In today’s reading, the unclean spirit recognizes Jesus as God’s chosen one. More perceptive than the synagogue crowd, the unclean spirit confronted the healer, either worried that Jesus might destroy it or hoping for a healing. As broken as this man was, there was a hidden wholeness ready to come forth in the presence of God’s beloved son. And so it is with us – in our addictions, illnesses, anxiety, stresses, there is a movement toward healing; a voice that calms the frenzied spirit and shows us how to walk through the valley of anxiety and pain, when we have no way of going around it.
And, here in church, we need to take care of each other: we are both stronger than we can imagine and more vulnerable than we can imagine, and in our darkest days only a loving God and the incarnation of God’s love in a faithful community can help us find wholeness again.
God works in many ways to heal us. My friend Dale Matthews, a professor of internal medicine at Georgetown University, asserts that we may need both prayer and Prozac to experience abundant life. When you can’t do it on your own or by force of will, God provides us with medication, skilled counselors and spiritual guides, and supportive friends.
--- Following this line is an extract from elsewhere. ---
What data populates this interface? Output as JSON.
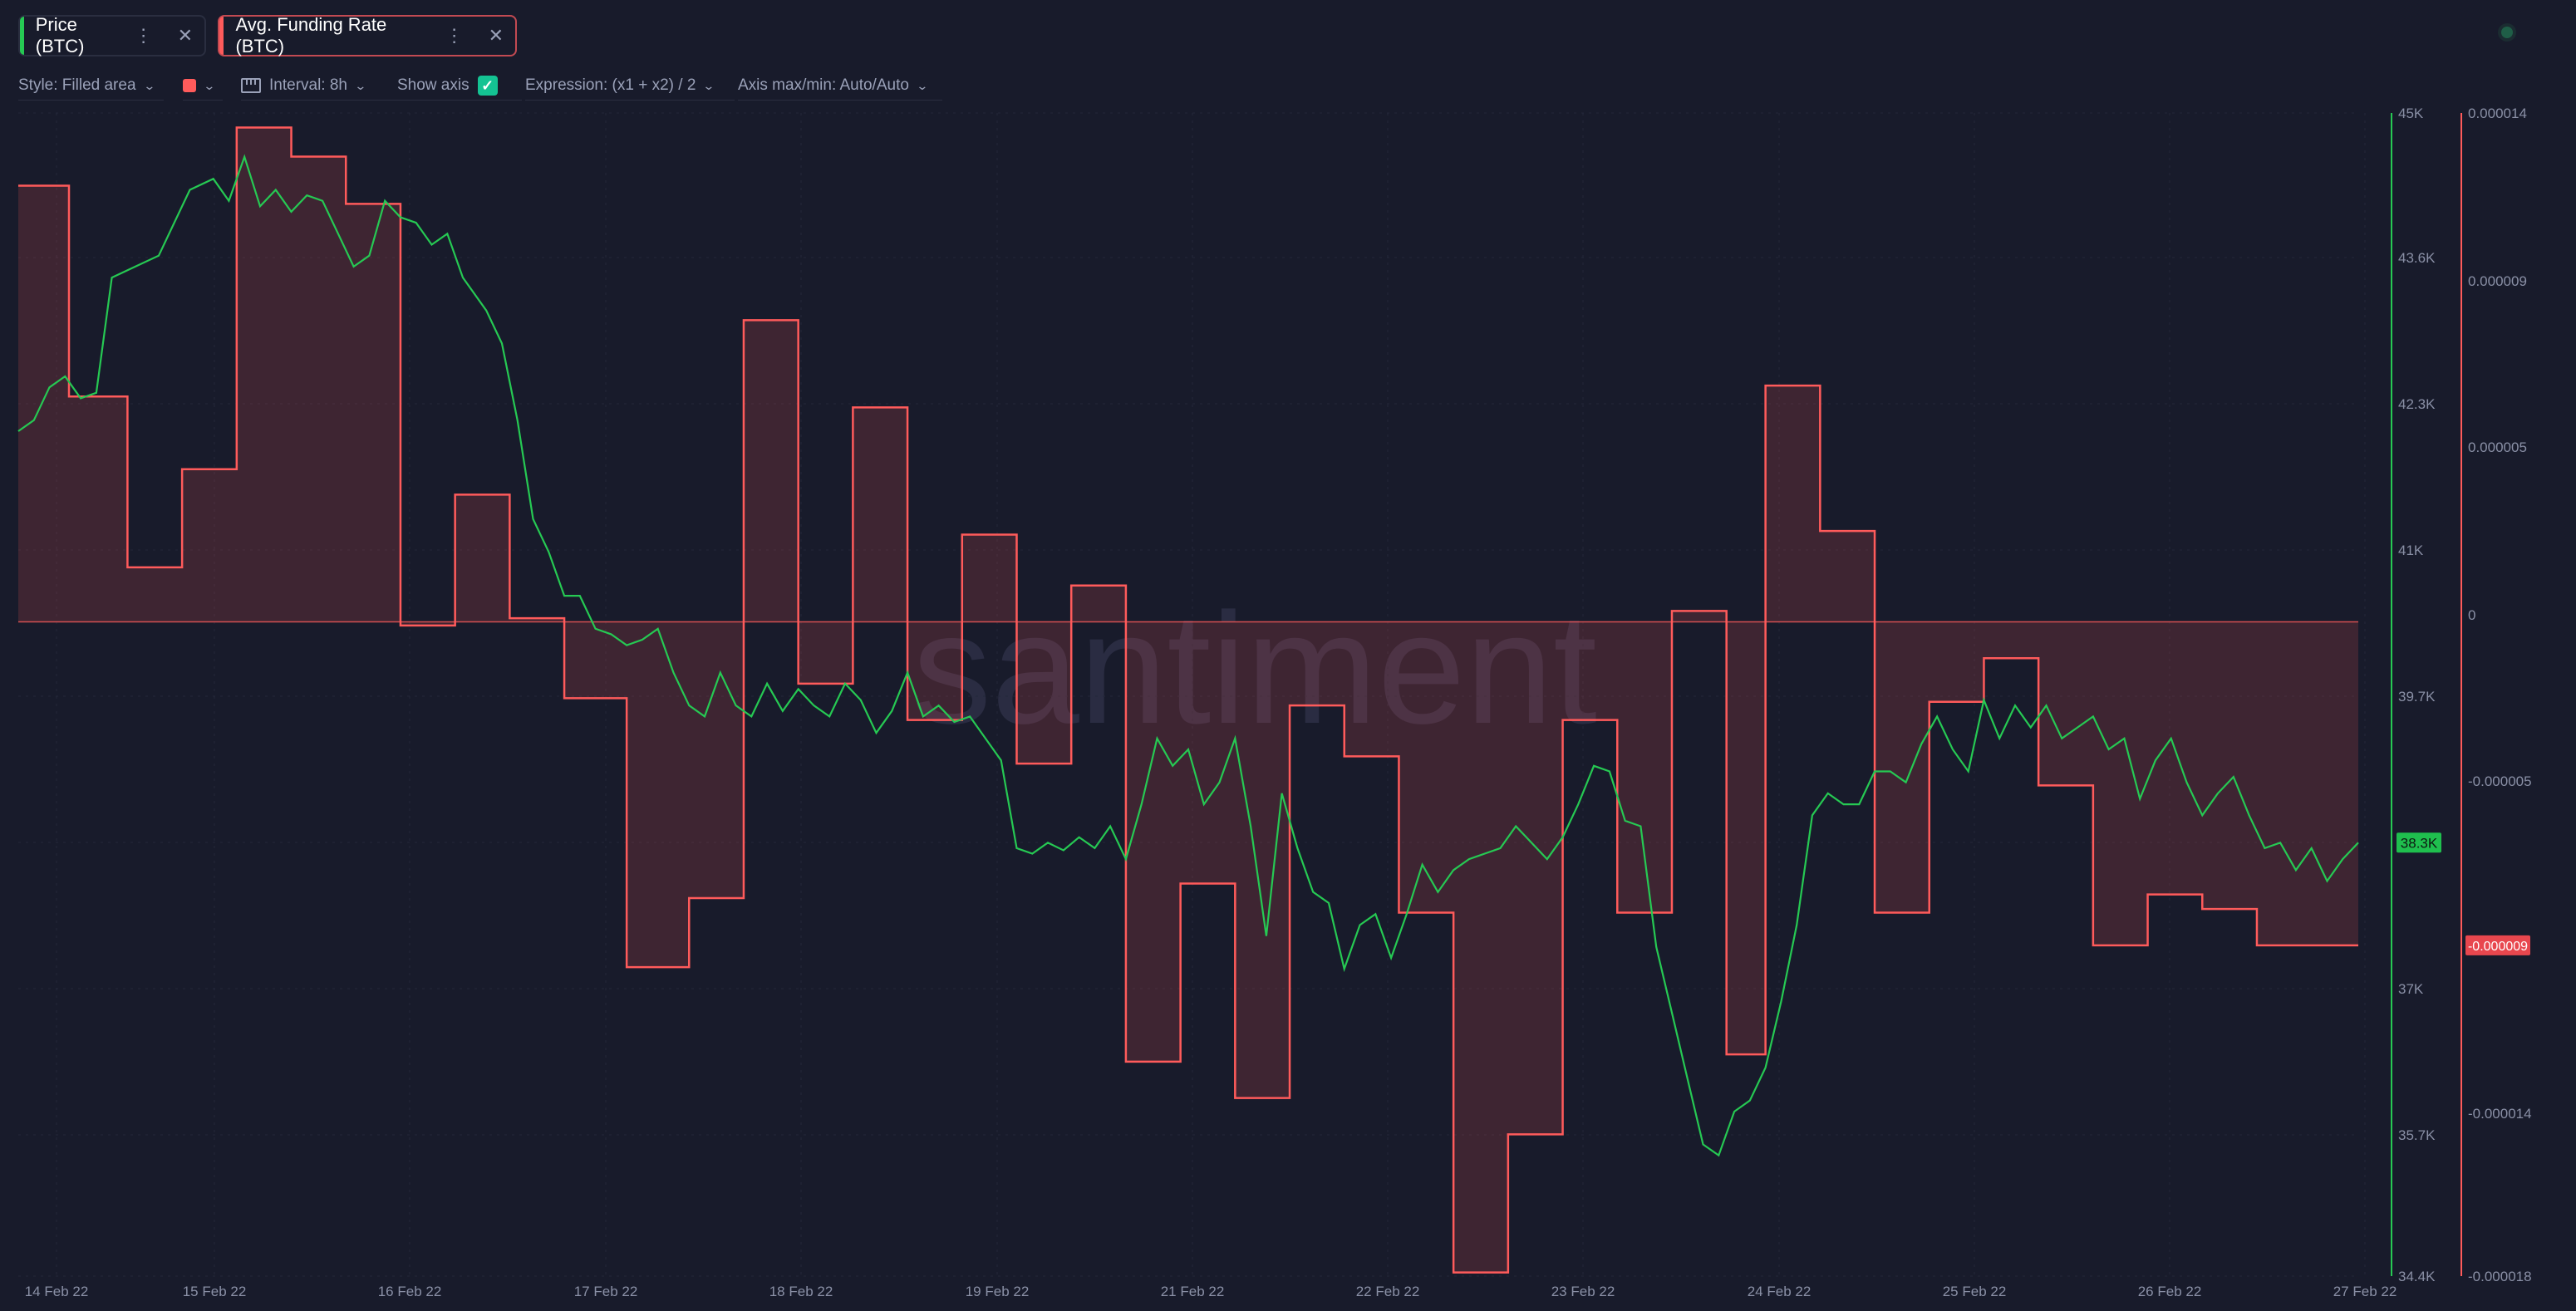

The reading from Corinthians can also seem foreign to our experience. We don’t worry about food sacrificed to idols. But, what we do – what we eat and drink and how we behave – may make a difference to the well-being of those who see us as models for their lives. Although Paul would counsel us to eat healthy foods, Paul says to the Corinthians and us that we don’t need to worry about what we eat or drink; God calls us to use our freedom responsibly. Within the body of Christ, we are responsible for each other. Within a family we are responsible for each other, and our responsibilities always place limits on our freedom if we are to be faithful to God.
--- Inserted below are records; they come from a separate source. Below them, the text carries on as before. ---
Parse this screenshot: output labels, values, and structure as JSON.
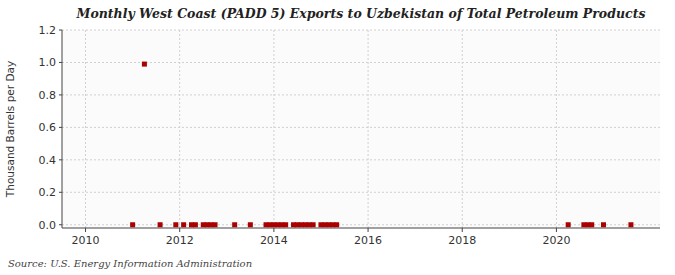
{
  "chart_data": {
    "type": "scatter",
    "title": "Monthly West Coast (PADD 5) Exports to Uzbekistan of Total Petroleum Products",
    "y_label": "Thousand Barrels per Day",
    "annotations": [
      "Source: U.S. Energy Information Administration"
    ],
    "x": [
      2011.25,
      2011.0,
      2011.583,
      2011.917,
      2012.083,
      2012.25,
      2012.333,
      2012.5,
      2012.583,
      2012.667,
      2012.75,
      2013.167,
      2013.5,
      2013.833,
      2013.917,
      2014.0,
      2014.083,
      2014.167,
      2014.25,
      2014.417,
      2014.5,
      2014.583,
      2014.667,
      2014.75,
      2014.833,
      2015.0,
      2015.083,
      2015.167,
      2015.25,
      2015.333,
      2020.25,
      2020.583,
      2020.667,
      2020.75,
      2021.0,
      2021.583
    ],
    "values": [
      0.99,
      0.0,
      0.0,
      0.0,
      0.0,
      0.0,
      0.0,
      0.0,
      0.0,
      0.0,
      0.0,
      0.0,
      0.0,
      0.0,
      0.0,
      0.0,
      0.0,
      0.0,
      0.0,
      0.0,
      0.0,
      0.0,
      0.0,
      0.0,
      0.0,
      0.0,
      0.0,
      0.0,
      0.0,
      0.0,
      0.0,
      0.0,
      0.0,
      0.0,
      0.0,
      0.0
    ],
    "color": "#aa0000",
    "marker": "square",
    "xlim": [
      2009.5,
      2022.2
    ],
    "ylim": [
      -0.02,
      1.2
    ],
    "xticks": [
      2010,
      2012,
      2014,
      2016,
      2018,
      2020
    ],
    "yticks": [
      {
        "value": 0.0,
        "label": "0.0"
      },
      0.2,
      0.4,
      0.6,
      0.8,
      {
        "value": 1.0,
        "label": "1.0"
      },
      1.2
    ],
    "grid": true
  }
}
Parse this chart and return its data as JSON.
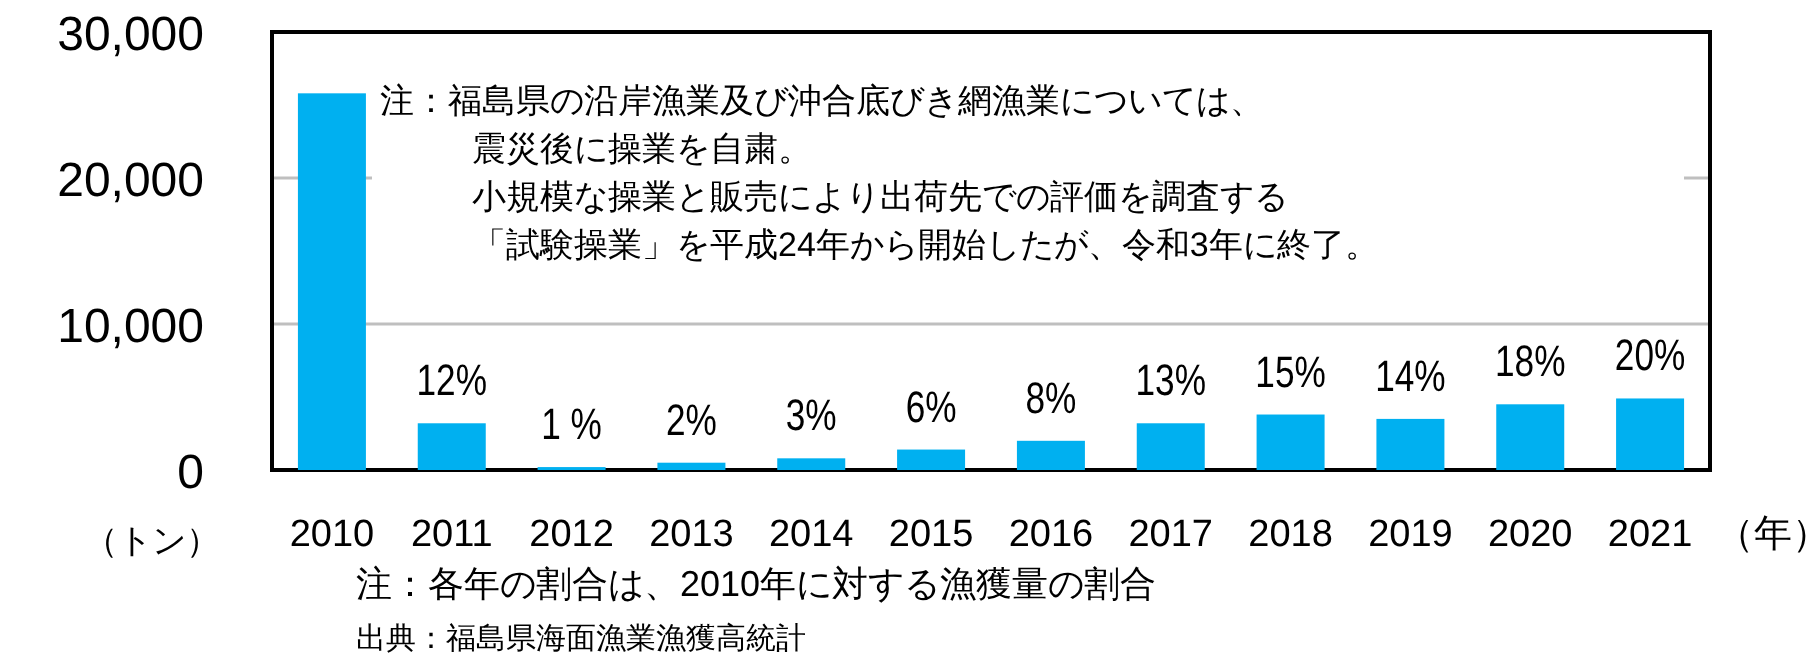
{
  "chart_data": {
    "type": "bar",
    "categories": [
      "2010",
      "2011",
      "2012",
      "2013",
      "2014",
      "2015",
      "2016",
      "2017",
      "2018",
      "2019",
      "2020",
      "2021"
    ],
    "values": [
      25800,
      3200,
      200,
      500,
      800,
      1400,
      2000,
      3200,
      3800,
      3500,
      4500,
      4900
    ],
    "color": "#00b0f0",
    "ylim": [
      0,
      30000
    ],
    "yticks": [
      0,
      {
        "value": 10000,
        "label": "10,000"
      },
      {
        "value": 20000,
        "label": "20,000"
      },
      {
        "value": 30000,
        "label": "30,000"
      }
    ],
    "grid": "y",
    "ylabel": "（トン）",
    "xlabel": "（年）",
    "annotations": [
      "注：福島県の沿岸漁業及び沖合底びき網漁業については、",
      "震災後に操業を自粛。",
      "小規模な操業と販売により出荷先での評価を調査する",
      "「試験操業」を平成24年から開始したが、令和3年に終了。",
      {
        "text": "12%",
        "x": "2011",
        "y": 3200
      },
      {
        "text": "1 %",
        "x": "2012",
        "y": 200
      },
      {
        "text": "2%",
        "x": "2013",
        "y": 500
      },
      {
        "text": "3%",
        "x": "2014",
        "y": 800
      },
      {
        "text": "6%",
        "x": "2015",
        "y": 1400
      },
      {
        "text": "8%",
        "x": "2016",
        "y": 2000
      },
      {
        "text": "13%",
        "x": "2017",
        "y": 3200
      },
      {
        "text": "15%",
        "x": "2018",
        "y": 3800
      },
      {
        "text": "14%",
        "x": "2019",
        "y": 3500
      },
      {
        "text": "18%",
        "x": "2020",
        "y": 4500
      },
      {
        "text": "20%",
        "x": "2021",
        "y": 4900
      },
      "注：各年の割合は、2010年に対する漁獲量の割合",
      "出典：福島県海面漁業漁獲高統計"
    ]
  }
}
Many of us have changed our behaviors when we became parents or grandparents – we know someone’s always watching and learning from us. We want to model healthy, loving, and ethical behaviors. Many of us also refrain from serving alcohol around friends who are struggling with alcoholism.
We are responsible for each other. If one rejoices, all rejoice, and if one suffers all suffer. Live your public life as if God is your companion and commit yourself to living worthy of the grace you have received. At the end of the day, whether we are concerned with our own vulnerability or the vulnerability of others, our own mental health or the mental health of loved ones, we are never alone – we have one another, we have the communion of saints to sustain us – and we have God, the wisdom and power greater than our own, to travel alongside us in every dark valley, insuring that even when we are lost and clueless of our destination, God loves us and will guide us home.